Structure-guided approach identifies a novel class of HIV-1 ribonuclease H inhibitors: binding mode insights through magnesium complexation and site-directed mutagenesis studies

Abstract

Persistent HIV infection requires lifelong treatment and among the 2.1 million new HIV infections that occur every year there is an increased rate of transmitted drug-resistant mutations. This fact requires a constant and timely effort in order to identify and develop new HIV inhibitors with innovative mechanisms. The HIV-1 reverse transcriptase (RT) associated ribonuclease H (RNase H) is the only viral encoded enzyme that still lacks an efficient inhibitor despite the fact that it is a well-validated target whose functional abrogation compromises viral infectivity. Identification of new drugs is a long and expensive process that can be speeded up by in silico methods. In the present study, a structure-guided screening is coupled with a similarity-based search on the Specs database to identify a new class of HIV-1 RNase H inhibitors. Out of the 45 compounds selected for experimental testing, 15 inhibited the RNase H function below 100 μM with three hits exhibiting IC₅₀ values <10 μM. The most active compound, AA, inhibits HIV-1 RNase H with an IC₅₀ of 5.1 μM and exhibits a Mg-independent mode of inhibition. Site-directed mutagenesis studies provide valuable insight into the binding mode of newly identified compounds; for instance, compound AA involves extensive interactions with a lipophilic pocket formed by Ala502, Lys503, and Trp (406, 426 and 535) and polar interactions with Arg557 and the highly conserved RNase H primer-grip residue Asn474. The structural insights obtained from this work provide the bases for further lead optimization.

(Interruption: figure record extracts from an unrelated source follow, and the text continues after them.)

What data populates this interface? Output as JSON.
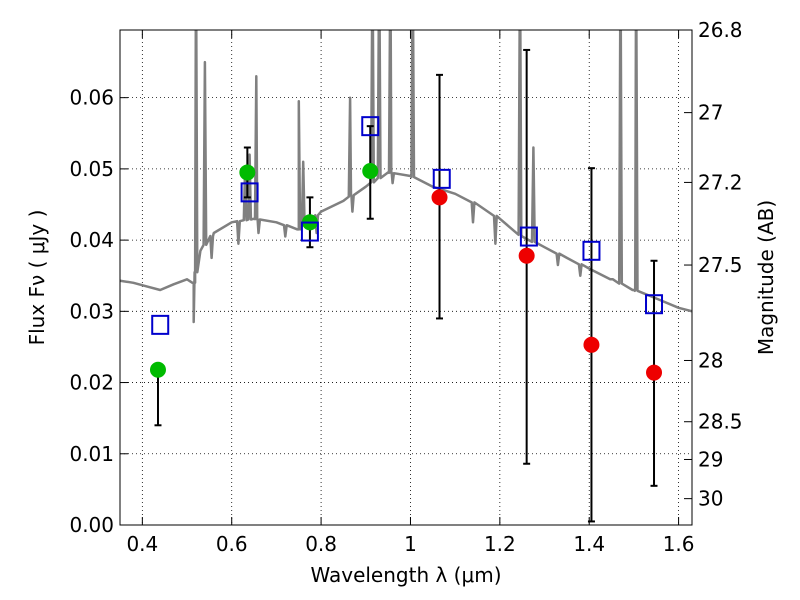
{
  "chart_data": {
    "type": "scatter",
    "xlabel": "Wavelength  λ (μm)",
    "ylabel": "Flux  Fν  ( μJy )",
    "y2label": "Magnitude (AB)",
    "xlim": [
      0.35,
      1.63
    ],
    "ylim": [
      0.0,
      0.0695
    ],
    "x_ticks": [
      0.4,
      0.6,
      0.8,
      1.0,
      1.2,
      1.4,
      1.6
    ],
    "x_tick_labels": [
      "0.4",
      "0.6",
      "0.8",
      "1",
      "1.2",
      "1.4",
      "1.6"
    ],
    "y_ticks": [
      0.0,
      0.01,
      0.02,
      0.03,
      0.04,
      0.05,
      0.06
    ],
    "y_tick_labels": [
      "0.00",
      "0.01",
      "0.02",
      "0.03",
      "0.04",
      "0.05",
      "0.06"
    ],
    "y2_ticks": [
      {
        "label": "26.8",
        "flux": 0.0695
      },
      {
        "label": "27",
        "flux": 0.0579
      },
      {
        "label": "27.2",
        "flux": 0.0481
      },
      {
        "label": "27.5",
        "flux": 0.0365
      },
      {
        "label": "28",
        "flux": 0.0231
      },
      {
        "label": "28.5",
        "flux": 0.0145
      },
      {
        "label": "29",
        "flux": 0.0092
      },
      {
        "label": "30",
        "flux": 0.0037
      }
    ],
    "grid": true,
    "colors": {
      "model": "#808080",
      "green_points": "#00bb00",
      "red_points": "#ee0000",
      "squares": "#0000cc",
      "errorbars": "#000000"
    },
    "series": [
      {
        "kind": "model_spectrum",
        "continuum": [
          [
            0.35,
            0.0343
          ],
          [
            0.38,
            0.034
          ],
          [
            0.41,
            0.0335
          ],
          [
            0.44,
            0.033
          ],
          [
            0.47,
            0.0338
          ],
          [
            0.5,
            0.0345
          ],
          [
            0.515,
            0.034
          ],
          [
            0.53,
            0.0385
          ],
          [
            0.56,
            0.041
          ],
          [
            0.6,
            0.0425
          ],
          [
            0.65,
            0.043
          ],
          [
            0.7,
            0.0425
          ],
          [
            0.75,
            0.0415
          ],
          [
            0.8,
            0.044
          ],
          [
            0.85,
            0.0455
          ],
          [
            0.9,
            0.0475
          ],
          [
            0.95,
            0.0495
          ],
          [
            1.0,
            0.049
          ],
          [
            1.05,
            0.0475
          ],
          [
            1.1,
            0.0465
          ],
          [
            1.15,
            0.045
          ],
          [
            1.2,
            0.043
          ],
          [
            1.25,
            0.0405
          ],
          [
            1.3,
            0.039
          ],
          [
            1.35,
            0.0375
          ],
          [
            1.4,
            0.036
          ],
          [
            1.45,
            0.0345
          ],
          [
            1.5,
            0.033
          ],
          [
            1.55,
            0.0318
          ],
          [
            1.6,
            0.0305
          ],
          [
            1.63,
            0.03
          ]
        ],
        "absorption": [
          [
            0.515,
            0.0285
          ],
          [
            0.555,
            0.0375
          ],
          [
            0.615,
            0.0395
          ],
          [
            0.66,
            0.041
          ],
          [
            0.72,
            0.0405
          ],
          [
            0.79,
            0.041
          ],
          [
            0.87,
            0.044
          ],
          [
            0.96,
            0.048
          ],
          [
            1.14,
            0.0425
          ],
          [
            1.19,
            0.0395
          ],
          [
            1.33,
            0.0365
          ],
          [
            1.38,
            0.035
          ],
          [
            1.45,
            0.0345
          ],
          [
            1.5,
            0.033
          ]
        ],
        "emission": [
          [
            0.52,
            0.08
          ],
          [
            0.54,
            0.065
          ],
          [
            0.63,
            0.05
          ],
          [
            0.64,
            0.052
          ],
          [
            0.655,
            0.063
          ],
          [
            0.75,
            0.0595
          ],
          [
            0.76,
            0.051
          ],
          [
            0.865,
            0.06
          ],
          [
            0.915,
            0.08
          ],
          [
            0.93,
            0.08
          ],
          [
            0.955,
            0.08
          ],
          [
            1.005,
            0.08
          ],
          [
            1.245,
            0.08
          ],
          [
            1.275,
            0.053
          ],
          [
            1.47,
            0.08
          ],
          [
            1.505,
            0.08
          ]
        ]
      },
      {
        "kind": "observed_green",
        "points": [
          {
            "x": 0.435,
            "y": 0.0218,
            "err_lo": 0.014,
            "err_hi": 0.0218
          },
          {
            "x": 0.635,
            "y": 0.0495,
            "err_lo": 0.046,
            "err_hi": 0.053
          },
          {
            "x": 0.775,
            "y": 0.0425,
            "err_lo": 0.039,
            "err_hi": 0.046
          },
          {
            "x": 0.91,
            "y": 0.0497,
            "err_lo": 0.043,
            "err_hi": 0.056
          }
        ]
      },
      {
        "kind": "observed_red",
        "points": [
          {
            "x": 1.065,
            "y": 0.046,
            "err_lo": 0.029,
            "err_hi": 0.0632
          },
          {
            "x": 1.26,
            "y": 0.0378,
            "err_lo": 0.0086,
            "err_hi": 0.0667
          },
          {
            "x": 1.405,
            "y": 0.0253,
            "err_lo": 0.0005,
            "err_hi": 0.0501
          },
          {
            "x": 1.545,
            "y": 0.0214,
            "err_lo": 0.0055,
            "err_hi": 0.0371
          }
        ]
      },
      {
        "kind": "model_bandpass_squares",
        "points": [
          {
            "x": 0.44,
            "y": 0.0281
          },
          {
            "x": 0.64,
            "y": 0.0467
          },
          {
            "x": 0.775,
            "y": 0.0412
          },
          {
            "x": 0.91,
            "y": 0.056
          },
          {
            "x": 1.07,
            "y": 0.0486
          },
          {
            "x": 1.265,
            "y": 0.0405
          },
          {
            "x": 1.405,
            "y": 0.0385
          },
          {
            "x": 1.545,
            "y": 0.031
          }
        ]
      }
    ]
  }
}
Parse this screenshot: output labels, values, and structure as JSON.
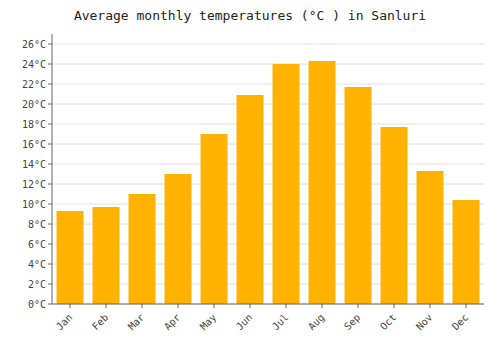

Fig. 1. The HIV-RT associated RNase H structural topology is shown with a bound ligand NHQD (green, ball and stick model). The catalytically important residues and magnesium ions (orange spheres) have been highlighted. The 2D structures of representative molecules belong to the active site and allosteric RNase H inhibitors.

Fig. 2. Overall workflow of structure-based virtual screening strategies applied.

Fig. 3. Initial hit molecules (A–C) from the first screening and compound “B” is highlighted in regions where it shares a common structural pattern with BHMP07. Compounds AQ and AR and analogs of B and C as found by the shape-based screening (see text for details).

Fig. 4. Comparison of the structure and activity of A analogs.

Fig. 5. Comparison of the binding mode of known RNase H inhibitors in an X-ray crystal; important residues are highlighted. Panel A, N-hydroxy quinazolinedione inhibitor (NHQD, active site binder, green) and BHMP07 (allosteric site binder, cyan). Panel B, compound A (magenta). Panel C, compound AA (blue). Panel D, compound AB (cyan).

Fig. 6. Titration graphs of inhibitors with Mg²⁺; panel A: compound AC, panel B: compound A, panel C: compound AA and panel D: compound AB.

Fig. 7. A comparison of the binding modes of compounds A, AA, AB and BPT in the wild type and various clinically relevant mutants.

Fig. 8. A comparison of the various binding modes of compound AA in the RNase H active site; wild type is shown in orange and N474A mutant shown in cyan. Important residues are highlighted.